MCMAHON:  It absolutely does, absolutely has a racial undertone.

HARRIS:  Oh, please.

MATTHEWS:  What do you think of the language of these people in the

far right?  Your guy Rubio doesn‘t do this stuff, does he? 

HARRIS:  He doesn‘t do this stuff.

MATTHEWS:  Un-American?

HARRIS:  Have you ever been to a union rally and listen to the

language that goes on there?

MCMAHON:  Have you ever been to a union rally?

HARRIS:  I have, I was escorted out.

MATTHEWS:  He was one of the scabs.  Anyway, Steve McMahon, Todd

Harris, when we return, I‘ll have some thoughts on disgusting negative

campaign commercials. I hope this guy never makes any, this guy. You‘re

watching HARDBALL on MSNBC.


MATTHEWS:  Let me finish tonight, roughly where I began tonight. I

really don‘t like negative political ads, could you tell? When it gets near

election time and they start running them, I get thoroughly depressed. 

Some sound like indictments. They‘re usually in black and white.  You hear

this creepy voice of the announcer sometimes sarcastic, even sneering,

other times whispering.

He‘s giving you the dirt.  You see the old newspaper clippings, the

mocked up headlines that flash up on your screen.  They kind of give the

attack ads some authority.  Hey this guy belongs in jail. This is criminal

stuff, how awful? How does this guy live with himself? Does he actually

have a family? How does he get up in the morning or go to bed at night

being this corrupt?

We‘re supposed to have a couple of reactions to all these negative

ads.  First, we‘re supposed to vote against the guy in the nasty,

disgusting ad.  Second, we‘re supposed to then forget all about the ad once

the election is over and go on believing our government is in good hands. 

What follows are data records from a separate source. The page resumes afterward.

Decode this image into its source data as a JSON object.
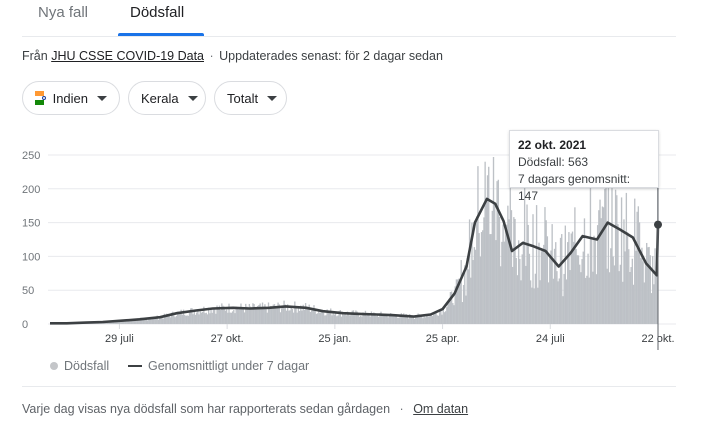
{
  "tabs": [
    {
      "label": "Nya fall",
      "active": false
    },
    {
      "label": "Dödsfall",
      "active": true
    }
  ],
  "source": {
    "prefix": "Från",
    "link": "JHU CSSE COVID-19 Data",
    "separator": "·",
    "updated": "Uppdaterades senast: för 2 dagar sedan"
  },
  "filters": [
    {
      "label": "Indien",
      "icon": "india-flag-icon"
    },
    {
      "label": "Kerala"
    },
    {
      "label": "Totalt"
    }
  ],
  "tooltip": {
    "date": "22 okt. 2021",
    "deaths": "Dödsfall: 563",
    "average": "7 dagars genomsnitt: 147"
  },
  "legend": {
    "bars": "Dödsfall",
    "line": "Genomsnittligt under 7 dagar"
  },
  "footer": {
    "text": "Varje dag visas nya dödsfall som har rapporterats sedan gårdagen",
    "separator": "·",
    "link": "Om datan"
  },
  "colors": {
    "bars": "#bdc1c6",
    "line": "#3c4043",
    "tab_active": "#1a73e8",
    "flag_saffron": "#ff9933",
    "flag_green": "#138808"
  },
  "chart_data": {
    "type": "bar",
    "title": "",
    "xlabel": "",
    "ylabel": "",
    "ylim": [
      0,
      250
    ],
    "y_ticks": [
      0,
      50,
      100,
      150,
      200,
      250
    ],
    "x_tick_labels": [
      {
        "label": "29 juli",
        "date": "2020-07-29"
      },
      {
        "label": "27 okt.",
        "date": "2020-10-27"
      },
      {
        "label": "25 jan.",
        "date": "2021-01-25"
      },
      {
        "label": "25 apr.",
        "date": "2021-04-25"
      },
      {
        "label": "24 juli",
        "date": "2021-07-24"
      },
      {
        "label": "22 okt.",
        "date": "2021-10-22"
      }
    ],
    "grid": true,
    "legend_position": "bottom-left",
    "series": [
      {
        "name": "Genomsnittligt under 7 dagar",
        "type": "line",
        "points": [
          [
            "2020-06-01",
            1
          ],
          [
            "2020-06-15",
            1
          ],
          [
            "2020-07-01",
            2
          ],
          [
            "2020-07-15",
            3
          ],
          [
            "2020-08-01",
            5
          ],
          [
            "2020-08-15",
            7
          ],
          [
            "2020-09-01",
            10
          ],
          [
            "2020-09-15",
            16
          ],
          [
            "2020-10-01",
            20
          ],
          [
            "2020-10-15",
            23
          ],
          [
            "2020-11-01",
            24
          ],
          [
            "2020-11-15",
            23
          ],
          [
            "2020-12-01",
            24
          ],
          [
            "2020-12-15",
            26
          ],
          [
            "2021-01-01",
            24
          ],
          [
            "2021-01-15",
            19
          ],
          [
            "2021-02-01",
            16
          ],
          [
            "2021-02-15",
            15
          ],
          [
            "2021-03-01",
            14
          ],
          [
            "2021-03-15",
            13
          ],
          [
            "2021-04-01",
            11
          ],
          [
            "2021-04-15",
            14
          ],
          [
            "2021-04-25",
            22
          ],
          [
            "2021-05-05",
            45
          ],
          [
            "2021-05-15",
            85
          ],
          [
            "2021-05-22",
            150
          ],
          [
            "2021-06-01",
            185
          ],
          [
            "2021-06-08",
            178
          ],
          [
            "2021-06-15",
            152
          ],
          [
            "2021-06-22",
            108
          ],
          [
            "2021-07-01",
            120
          ],
          [
            "2021-07-10",
            115
          ],
          [
            "2021-07-20",
            108
          ],
          [
            "2021-07-31",
            85
          ],
          [
            "2021-08-10",
            105
          ],
          [
            "2021-08-20",
            130
          ],
          [
            "2021-09-01",
            125
          ],
          [
            "2021-09-10",
            150
          ],
          [
            "2021-09-20",
            140
          ],
          [
            "2021-10-01",
            128
          ],
          [
            "2021-10-12",
            90
          ],
          [
            "2021-10-21",
            72
          ],
          [
            "2021-10-22",
            147
          ]
        ]
      },
      {
        "name": "Dödsfall",
        "type": "bar",
        "note_peak": {
          "date": "2021-10-22",
          "value": 563
        }
      }
    ]
  }
}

We‘re supposed to believe in all those we‘ve elected to run the country,

even if we remember that the same faces and names we‘ve spent weeks

watching and listening to and those disgusting TV ads, all those state

assembly people and judges and city council people, U.S. senators and

members of Congress.

But some of us don‘t vote for the other guy after watching some

negative TV ads because after we‘ve watched so much of this stuff, we

really don‘t feel so good about politics at all, neither do we forget all

about what we‘ve seen after the election is over. No we remember face after

face, familiar sounding name after familiar sounding name as the people who

are now running the government.

Those ads we get at election time are the previews of coming

attractions like you see at the movie theater, what‘s coming to a political

office near you. So I don‘t like ads that attack the other guy‘s character.

I don‘t like politics as prosecution because I‘m one of the people, like

you maybe, who thinks politics can still bring out the best in us.  We can

still find good people to lead us, sometimes for what we‘re facing right

now, the very best people.

These nasty TV ads you see, how about the next time you catch one, you

pay attention to which guy is paying for the ads, you know that guy who

says I‘m Joe Blow and approve this message.  Next time, how about voting

against that guy?  That‘s HARDBALL for now.  Thanks for being with us. 

Right now, it‘s time for “The Ed Show” with Ed Schultz.